Rest in peace, Charlie Watts


I was dreading the day, and now Charlie Watts is dead. Perhaps the coolest member of the Rolling Stones because he didn’t need to act cool or debauched or act anything for the limelight, just perch on his drum throne and keep it all together.

As Mick Jagger often said on stage, “Charlie’s good tonight, isn’t he?” Charlie’s good every time I hear him. People mean well when they call a solid drummer a “human metronome” or “human drum machine” but the complimentary truth is that Charlie is a human drummer period, pushing and pulling in all the sexy ways that can’t be programmed. His snare strikes behind the beat, his bass drum leads or syncopates, his hi-hat varies, his fills are tasteful transitions. Whether or not the casual listener cares about any of that, it’s significant, incalculable stuff that makes a band work and the songs resonate. All of it is instantly identifiable and intrinsic to the feel of the Stones.

In the early years, he’s an honorable timekeeper, alert to a creative deviation here and there, then somewhere around “Street Fighting Man” and “Stray Cat Blues” from Beggars Banquet, his synergy with Keith Richards’ rhythmic guitar finds a groove that would define the Stones for decades. It’s there on Sticky Fingers and Exile and the better parts of the mid-70s albums, and he’s in prime form on Some Girls. Charlie’s style gets even more distinctive with time; his drums are as much a color as any of the guitars on Steel Wheels and Voodoo Lounge. He opens Bridges to Babylon with a propulsive beat on “Flip the Switch” that could have come from no one else and closes the album gently in “How Can I Stop” (indeed). Then there’s 2016’s Blue and Lonesome, where he and the rest of the band sound so damn good on a bevy of blues covers.
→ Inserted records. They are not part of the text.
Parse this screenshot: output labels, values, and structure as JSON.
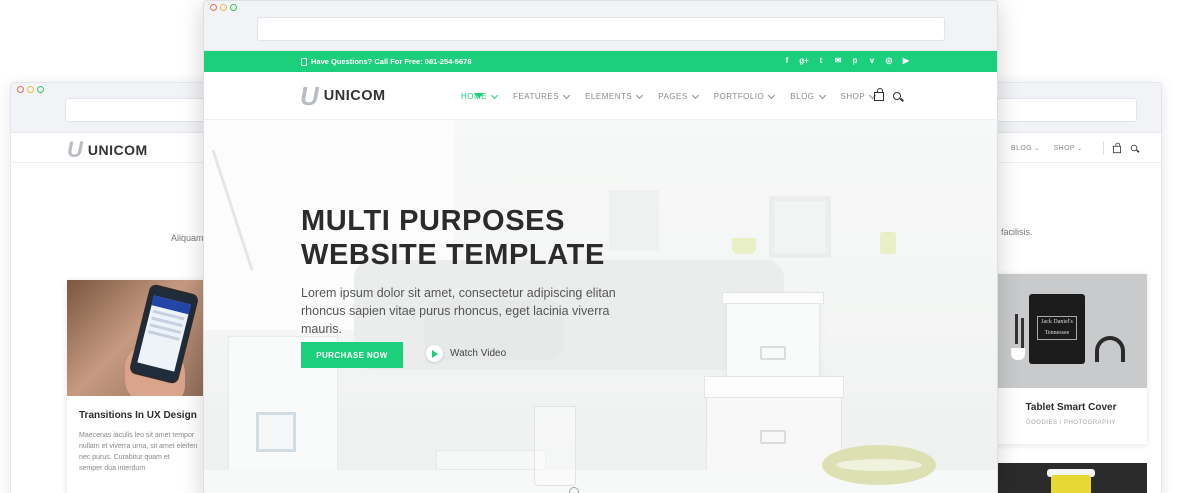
{
  "back_window": {
    "logo_mark": "U",
    "logo_text": "UNICOM",
    "menu": [
      "BLOG",
      "SHOP"
    ],
    "left_text_fragment": "Aliquam",
    "right_text_fragment": "facilisis.",
    "card_left": {
      "title": "Transitions In UX Design",
      "body": "Maecenas iaculis leo sit amet tempor\nnullam et viverra urna, sit amet eleifen\nnec purus. Curabitur quam et\nsemper dua interdum"
    },
    "card_right": {
      "title": "Tablet Smart Cover",
      "tags": "GOODIES / PHOTOGRAPHY",
      "tee_label": "Jack Daniel's Tennessee"
    }
  },
  "front_window": {
    "topbar": {
      "contact_text": "Have Questions? Call For Free: 081-254-5678",
      "socials": [
        {
          "icon": "facebook-icon",
          "glyph": "f"
        },
        {
          "icon": "google-plus-icon",
          "glyph": "g+"
        },
        {
          "icon": "twitter-icon",
          "glyph": "t"
        },
        {
          "icon": "email-icon",
          "glyph": "✉"
        },
        {
          "icon": "pinterest-icon",
          "glyph": "p"
        },
        {
          "icon": "vimeo-icon",
          "glyph": "v"
        },
        {
          "icon": "dribbble-icon",
          "glyph": "◎"
        },
        {
          "icon": "youtube-icon",
          "glyph": "▶"
        }
      ]
    },
    "nav": {
      "logo_mark": "U",
      "logo_text": "UNICOM",
      "items": [
        "HOME",
        "FEATURES",
        "ELEMENTS",
        "PAGES",
        "PORTFOLIO",
        "BLOG",
        "SHOP"
      ],
      "active": "HOME"
    },
    "hero": {
      "title_line1": "MULTI PURPOSES",
      "title_line2": "WEBSITE TEMPLATE",
      "subtitle": "Lorem ipsum dolor sit amet, consectetur adipiscing elitan rhoncus sapien vitae purus rhoncus, eget lacinia viverra mauris.",
      "cta_label": "PURCHASE NOW",
      "video_label": "Watch Video"
    }
  },
  "colors": {
    "accent": "#1ccf7b",
    "dot_red": "#f26b5b",
    "dot_yellow": "#f5b83d",
    "dot_green": "#37c05e"
  }
}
Charlie also played straight man to the antics of his bandmates, occasionally smirking or rolling his eyes at such, but a brother to them all. He knew how to dress to the nines and carried himself likewise as a gentleman. He made it to 80, no tragic age to go, but it’s still sad. At the time of writing, I don’t know if The Stones will carry past a few already-scheduled concerts; for me, The Rolling Stones are over. You can’t do it without Mick or Keith, nor can it ever be the same without Charlie. To borrow a line from “Miss You”, it’s just you or no one else. Rest well, sir, and thanks for all the work.

[Keith Richards on “Street Fighting Man”: Charlie stuck with me on this track. I’m the rhythm player...not a virtuoso soloist or anything like that. To work together with the drummer, that’s my joy. This record is one of the examples of what can happen when two cats believe in each other.]